The U.S Ambassador to Uganda Deborah Malac signed the funding agreement with the Ministry of Health’s Permanent Secretary Dr. Diana Atwine on Tuesday May 9, 2017.
A statement issued by the Embassy indicated the move is aimed at developing new and improved ways to combat HIV/AIDS, malaria, and other diseases that impact Ugandans and millions of others around the world.
“This new agreement will strengthen and expand the Uganda-U.S. partnership for training and research on HIV/AIDS, malaria, and other emerging diseases,” the statement added:
“The agreement will also facilitate the continuation of the International Centers for Excellence in Research program in Uganda, an NIAID-supported science partnership program in countries with high incidences of infectious diseases.”
Uganda is an African leader in biomedical research; its scientists and institutions play a key role in global infectious disease research.
The US mission adds that the the agreement will help the U.S and Uganda to share data, collaborate on research projects, and benefit from training opportunities both in Uganda and in the U.S.
“The agreement will also facilitate the continuation of the International Centers for Excellence in Research program in Uganda, an NIAID-supported science partnership program in countries with high incidences of infectious diseases.

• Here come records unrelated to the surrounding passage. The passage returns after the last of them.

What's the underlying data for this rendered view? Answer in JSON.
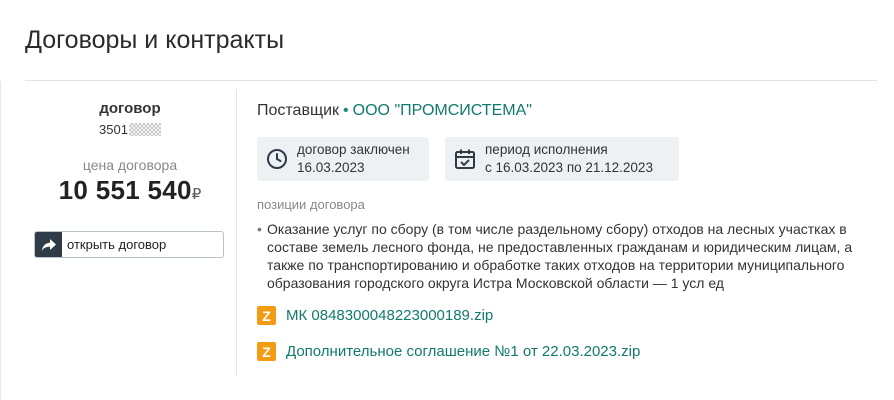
{
  "page": {
    "title": "Договоры и контракты"
  },
  "contract": {
    "type_label": "договор",
    "number_prefix": "3501",
    "price_label": "цена договора",
    "price_value": "10 551 540",
    "currency": "₽",
    "open_button_label": "открыть договор"
  },
  "supplier": {
    "label": "Поставщик",
    "separator": "•",
    "name": "ООО \"ПРОМСИСТЕМА\""
  },
  "status": {
    "signed_label": "договор заключен",
    "signed_date": "16.03.2023",
    "period_label": "период исполнения",
    "period_value": "с 16.03.2023 по 21.12.2023"
  },
  "positions": {
    "label": "позиции договора",
    "items": [
      {
        "bullet": "•",
        "text": "Оказание услуг по сбору (в том числе раздельному сбору) отходов на лесных участках в составе земель лесного фонда, не предоставленных гражданам и юридическим лицам, а также по транспортированию и обработке таких отходов на территории муниципального образования городского округа Истра Московской области — 1 усл ед"
      }
    ]
  },
  "files": [
    {
      "icon_letter": "Z",
      "icon": "zip-archive-icon",
      "name": "МК 0848300048223000189.zip"
    },
    {
      "icon_letter": "Z",
      "icon": "zip-archive-icon",
      "name": "Дополнительное соглашение №1 от 22.03.2023.zip"
    }
  ],
  "colors": {
    "link": "#117a6c",
    "zip_badge": "#f39b12",
    "button_icon_bg": "#2f3b47",
    "info_box_bg": "#eef1f4"
  }
}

Ambassador Malac reiterated the importance of continuing the collaboration and the its positive effects it has on the health of all Ugandans.
“The U.S. government remains committed to supporting medical research that improves health across the globe, including in Uganda,” she said. “We look forward to working together to develop new and improved ways to combat HIV/AIDS, malaria, and other diseases that impact Ugandans and millions of others around the world.”

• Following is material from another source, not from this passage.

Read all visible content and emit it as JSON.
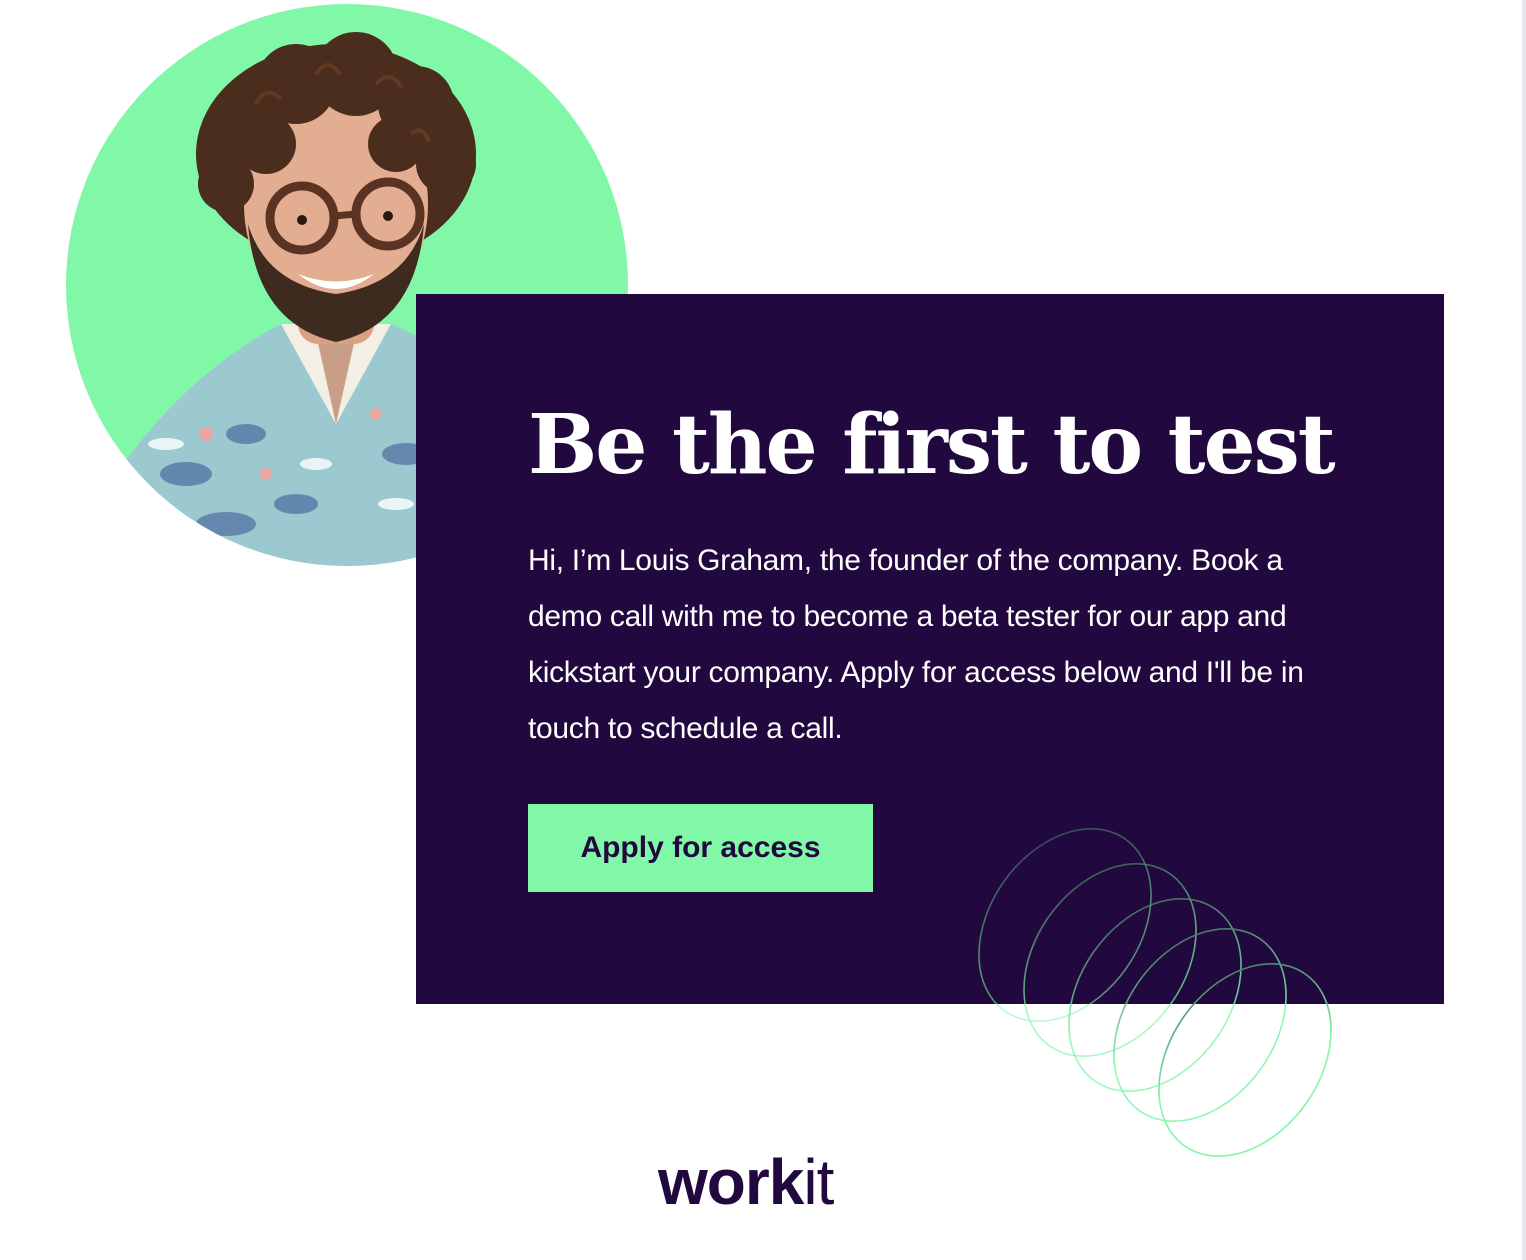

Dr. Anthony S. Fauci, the NIAID Director added: “NIAID is pleased to continue and expand its longstanding research partnership with the scientific community in Uganda. This research setting offers unique opportunities to study diseases of global significance such as HIV, tuberculosis, and malaria in a country with strong laboratory and clinical site infrastructure, as well as outstanding scientists.”
The United States is Uganda’s biggest health sector donor. Annually, the US gives about $495 million to Uganda’s health sector that goes towards strengthening the country’s capacity to address HIV/AIDS, tuberculosis, malaria, maternal/child health, and emerging health threats. Since 2004, PEPFAR has invested nearly $3 billion dollars in Uganda’s fight against HIV.
Last November, Ambassador Malac and Vice President Edward Ssekandi jointly inaugurated Uganda’s first truly National Health Laboratory at Butabika. The health laboratory was made possible with a grant of US$8m in addition to technical assistance.